While logperches are not currently a threatened species, several human-created changes are negatively influencing the common logperch. One of these human-induced changes is the construction of dams. Dams are detrimental to logperch for numerous reasons. Dams typically create less oxygen in their tailwaters. The water pushed into dam tailwaters comes from oxygen-poor parts of the dam's reservoir. This lack of oxygen can cause undue stress on the lungs of common logperch larvae which require oxygen rich water. Large amounts of silt created by the constant change of water flow by dams for hydroelectric generation is also detrimental to logperch species. The rocky substrate where Logperch hunt and spawn are covered and masked by these silt deposits. Human-initiated erosion also affects logperch. As a result, the common logperch obtains food less efficiently, and cannot spawn as efficiently.

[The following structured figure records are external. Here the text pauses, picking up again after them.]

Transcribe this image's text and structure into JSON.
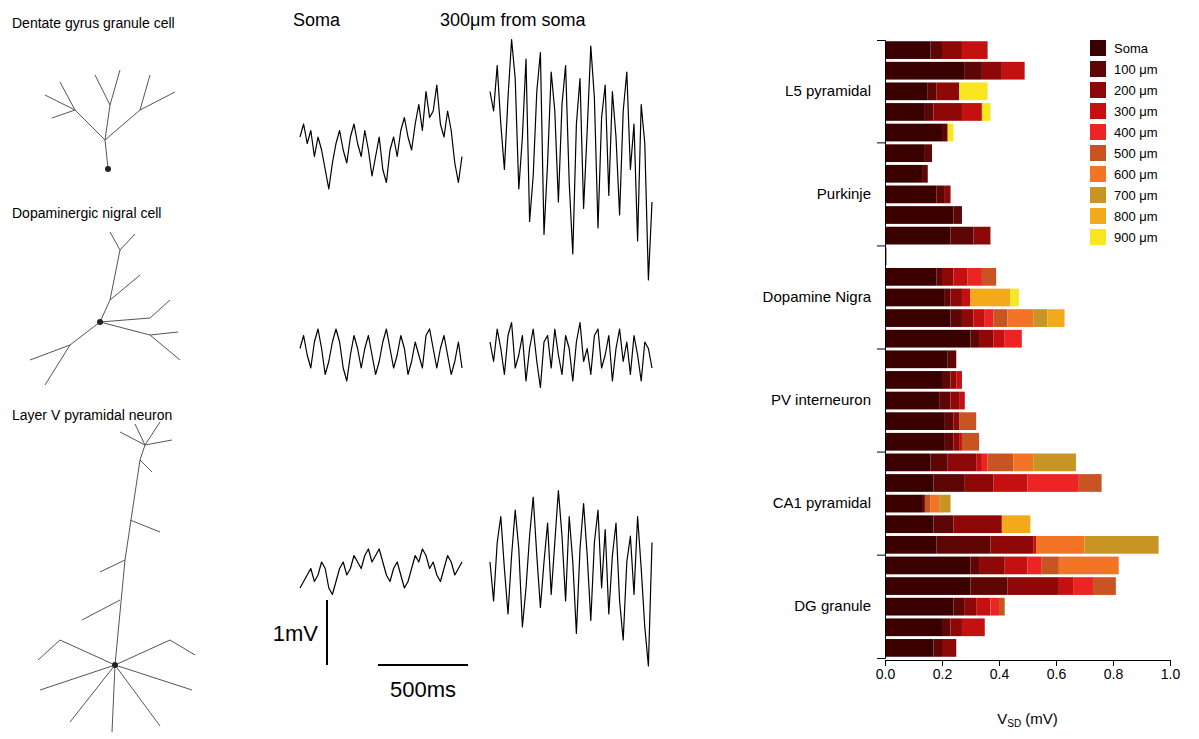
{
  "chart_data": [
    {
      "type": "line",
      "row_labels": [
        "Dentate gyrus granule cell",
        "Dopaminergic nigral cell",
        "Layer V pyramidal neuron"
      ],
      "column_labels": [
        "Soma",
        "300μm from soma"
      ],
      "color": "#000000",
      "tick_labels": false,
      "xlim": [
        0,
        900
      ],
      "ylim": [
        -2,
        2
      ],
      "x": [
        0,
        20,
        40,
        60,
        80,
        100,
        120,
        140,
        160,
        180,
        200,
        220,
        240,
        260,
        280,
        300,
        320,
        340,
        360,
        380,
        400,
        420,
        440,
        460,
        480,
        500,
        520,
        540,
        560,
        580,
        600,
        620,
        640,
        660,
        680,
        700,
        720,
        740,
        760,
        780,
        800,
        820,
        840,
        860,
        880,
        900
      ],
      "scale_bars": {
        "x": {
          "value": 500,
          "label": "500ms"
        },
        "y": {
          "value": 1,
          "label": "1mV"
        }
      },
      "series": [
        {
          "values": [
            0.2,
            0.4,
            0.1,
            0.3,
            -0.1,
            0.2,
            0.0,
            -0.3,
            -0.6,
            -0.2,
            0.1,
            0.3,
            0.0,
            -0.2,
            0.2,
            0.4,
            0.1,
            -0.1,
            0.3,
            0.0,
            -0.4,
            -0.1,
            0.2,
            -0.3,
            -0.5,
            0.0,
            0.2,
            -0.1,
            0.3,
            0.5,
            0.2,
            0.0,
            0.4,
            0.7,
            0.3,
            0.9,
            0.5,
            0.6,
            1.0,
            0.4,
            0.2,
            0.6,
            0.3,
            -0.2,
            -0.5,
            -0.1
          ]
        },
        {
          "values": [
            0.9,
            0.6,
            1.3,
            0.4,
            -0.3,
            0.8,
            1.7,
            1.1,
            -0.6,
            0.2,
            1.4,
            -1.1,
            -0.4,
            0.9,
            1.5,
            -1.3,
            -0.2,
            1.2,
            0.6,
            -0.8,
            0.7,
            1.3,
            -0.5,
            -1.6,
            0.4,
            1.1,
            -0.9,
            0.3,
            1.6,
            0.8,
            -1.2,
            0.5,
            1.0,
            -0.7,
            0.9,
            0.2,
            -1.0,
            0.6,
            1.2,
            -0.3,
            0.4,
            -1.4,
            0.7,
            0.1,
            -2.0,
            -0.8
          ]
        },
        {
          "values": [
            0.1,
            0.3,
            0.0,
            -0.2,
            0.2,
            0.4,
            0.1,
            -0.3,
            -0.1,
            0.2,
            0.4,
            0.2,
            -0.2,
            -0.4,
            0.0,
            0.3,
            0.1,
            -0.2,
            0.1,
            0.3,
            0.0,
            -0.3,
            -0.1,
            0.2,
            0.4,
            0.1,
            -0.2,
            0.0,
            0.3,
            0.1,
            -0.3,
            -0.1,
            0.2,
            0.0,
            -0.2,
            0.3,
            0.4,
            0.1,
            -0.2,
            0.1,
            0.3,
            0.0,
            -0.3,
            -0.1,
            0.2,
            -0.2
          ]
        },
        {
          "values": [
            0.2,
            -0.1,
            0.4,
            0.1,
            -0.3,
            0.3,
            0.5,
            -0.2,
            0.0,
            0.3,
            -0.4,
            0.1,
            0.4,
            -0.1,
            -0.5,
            0.2,
            0.3,
            -0.2,
            0.4,
            0.0,
            -0.3,
            0.3,
            0.1,
            -0.4,
            0.2,
            0.5,
            -0.1,
            0.1,
            -0.3,
            0.3,
            0.4,
            -0.2,
            0.0,
            0.3,
            -0.4,
            0.1,
            0.4,
            -0.1,
            0.2,
            -0.3,
            0.3,
            0.0,
            -0.4,
            0.2,
            0.1,
            -0.2
          ]
        },
        {
          "values": [
            -0.2,
            -0.1,
            0.0,
            0.1,
            -0.1,
            0.0,
            0.2,
            0.1,
            -0.2,
            -0.3,
            -0.1,
            0.1,
            0.2,
            0.0,
            0.1,
            0.3,
            0.2,
            0.1,
            0.3,
            0.4,
            0.2,
            0.3,
            0.4,
            0.2,
            0.0,
            -0.1,
            0.1,
            0.2,
            0.0,
            -0.2,
            -0.1,
            0.1,
            0.3,
            0.2,
            0.4,
            0.3,
            0.1,
            0.2,
            0.0,
            -0.1,
            0.1,
            0.3,
            0.2,
            0.0,
            0.1,
            0.2
          ]
        },
        {
          "values": [
            0.2,
            -0.4,
            0.5,
            0.9,
            0.1,
            -0.6,
            0.3,
            1.0,
            0.4,
            -0.8,
            -0.2,
            0.6,
            1.2,
            0.3,
            -0.5,
            0.2,
            0.8,
            -0.3,
            0.5,
            1.3,
            0.6,
            -0.4,
            0.9,
            0.2,
            -0.9,
            0.4,
            1.1,
            0.3,
            -0.7,
            0.5,
            1.0,
            -0.2,
            0.7,
            -0.6,
            0.3,
            0.8,
            -0.4,
            -1.0,
            0.2,
            0.6,
            -0.3,
            0.9,
            0.1,
            -0.8,
            -1.4,
            0.5
          ]
        }
      ]
    },
    {
      "type": "bar",
      "orientation": "horizontal",
      "stacked": true,
      "legend": "upper right",
      "xlabel": [
        "V",
        "SD",
        " (mV)"
      ],
      "xlim": [
        0,
        1
      ],
      "xticks": [
        {
          "value": 0,
          "label": "0.0"
        },
        {
          "value": 0.2,
          "label": "0.2"
        },
        {
          "value": 0.4,
          "label": "0.4"
        },
        {
          "value": 0.6,
          "label": "0.6"
        },
        {
          "value": 0.8,
          "label": "0.8"
        },
        {
          "value": 1,
          "label": "1.0"
        }
      ],
      "categories": [
        null,
        null,
        "L5 pyramidal",
        null,
        null,
        null,
        null,
        "Purkinje",
        null,
        null,
        null,
        null,
        "Dopamine Nigra",
        null,
        null,
        null,
        null,
        "PV interneuron",
        null,
        null,
        null,
        null,
        "CA1 pyramidal",
        null,
        null,
        null,
        null,
        "DG granule",
        null,
        null
      ],
      "series": [
        {
          "name": "Soma",
          "color": "#3a0000",
          "values": [
            0.16,
            0.28,
            0.15,
            0.14,
            0.2,
            0.14,
            0.13,
            0.18,
            0.24,
            0.23,
            0.005,
            0.18,
            0.21,
            0.23,
            0.3,
            0.22,
            0.2,
            0.19,
            0.21,
            0.21,
            0.16,
            0.17,
            0.13,
            0.17,
            0.18,
            0.3,
            0.3,
            0.24,
            0.2,
            0.17
          ]
        },
        {
          "name": "100 μm",
          "color": "#5e0606",
          "values": [
            0.04,
            0.06,
            0.03,
            0.03,
            0.02,
            0.025,
            0.02,
            0.03,
            0.03,
            0.08,
            0,
            0.02,
            0.02,
            0.04,
            0.03,
            0.03,
            0.03,
            0.04,
            0.03,
            0.03,
            0.06,
            0.11,
            0.01,
            0.07,
            0.19,
            0.03,
            0.13,
            0.04,
            0.03,
            0.03
          ]
        },
        {
          "name": "200 μm",
          "color": "#8e0808",
          "values": [
            0.07,
            0.07,
            0.08,
            0.1,
            0,
            0,
            0,
            0.02,
            0,
            0.06,
            0,
            0.04,
            0.04,
            0.04,
            0.05,
            0,
            0.02,
            0.03,
            0.02,
            0.02,
            0.1,
            0.1,
            0,
            0.17,
            0.15,
            0.09,
            0.18,
            0.04,
            0.04,
            0.05
          ]
        },
        {
          "name": "300 μm",
          "color": "#c41010",
          "values": [
            0.09,
            0.08,
            0,
            0.07,
            0,
            0,
            0,
            0,
            0,
            0,
            0,
            0.05,
            0.03,
            0.04,
            0.04,
            0,
            0.02,
            0.02,
            0,
            0.01,
            0.02,
            0.12,
            0,
            0,
            0.01,
            0.08,
            0.05,
            0.05,
            0.08,
            0
          ]
        },
        {
          "name": "400 μm",
          "color": "#ec2424",
          "values": [
            0,
            0,
            0,
            0,
            0,
            0,
            0,
            0,
            0,
            0,
            0,
            0.05,
            0,
            0.03,
            0.06,
            0,
            0,
            0,
            0,
            0,
            0.02,
            0.18,
            0,
            0,
            0,
            0.05,
            0.07,
            0.03,
            0,
            0
          ]
        },
        {
          "name": "500 μm",
          "color": "#c85422",
          "values": [
            0,
            0,
            0,
            0,
            0,
            0,
            0,
            0,
            0,
            0,
            0,
            0.05,
            0,
            0.05,
            0,
            0,
            0,
            0,
            0.06,
            0.06,
            0.09,
            0.08,
            0.02,
            0,
            0,
            0.06,
            0.08,
            0.02,
            0,
            0
          ]
        },
        {
          "name": "600 μm",
          "color": "#f27424",
          "values": [
            0,
            0,
            0,
            0,
            0,
            0,
            0,
            0,
            0,
            0,
            0,
            0,
            0,
            0.09,
            0,
            0,
            0,
            0,
            0,
            0,
            0.07,
            0,
            0.03,
            0,
            0.17,
            0.21,
            0,
            0,
            0,
            0
          ]
        },
        {
          "name": "700 μm",
          "color": "#c89424",
          "values": [
            0,
            0,
            0,
            0,
            0,
            0,
            0,
            0,
            0,
            0,
            0,
            0,
            0,
            0.05,
            0,
            0,
            0,
            0,
            0,
            0,
            0.15,
            0,
            0.04,
            0,
            0.26,
            0,
            0,
            0,
            0,
            0
          ]
        },
        {
          "name": "800 μm",
          "color": "#f2aa1c",
          "values": [
            0,
            0,
            0,
            0,
            0,
            0,
            0,
            0,
            0,
            0,
            0,
            0,
            0.14,
            0.06,
            0,
            0,
            0,
            0,
            0,
            0,
            0,
            0,
            0,
            0.1,
            0,
            0,
            0,
            0,
            0,
            0
          ]
        },
        {
          "name": "900 μm",
          "color": "#f8e620",
          "values": [
            0,
            0,
            0.1,
            0.03,
            0.02,
            0,
            0,
            0,
            0,
            0,
            0,
            0,
            0.03,
            0,
            0,
            0,
            0,
            0,
            0,
            0,
            0,
            0,
            0,
            0,
            0,
            0,
            0,
            0,
            0,
            0
          ]
        }
      ]
    }
  ]
}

The overuse of pesticides and fertilizers near watersheds can also have a deleterious effect on the common logperch by killing or altering aquatic insect life, and by increasing nitrite levels. But perhaps the most deleterious impact on the common logperch comes from the introduction of the round goby, Neogobius melanostomus, which outcompetes it. Through careful farm and land management, the introduction of chemicals to watersheds could be greatly reduced. Erosion can largely be avoided by halting deforestation, and the induction of invasive species may be reduced simply by better informing the public of the detrimental effects caused by releasing non-native species into the wild.

==Taxonomy==
The common logperch was first formally described as Sciaena caprodes in 1818 by the French polymath Constantine Samuel Rafinesque (1783–1840) with the type locality given as the Ohio River. Samuel Stehman Haldeman created Percina as a subgenus of Perca and he described Perca (Percina) nebulosa was its only species, this is a synonym of P. caprodes. This means that the common logperch is the type species of the genus Percina.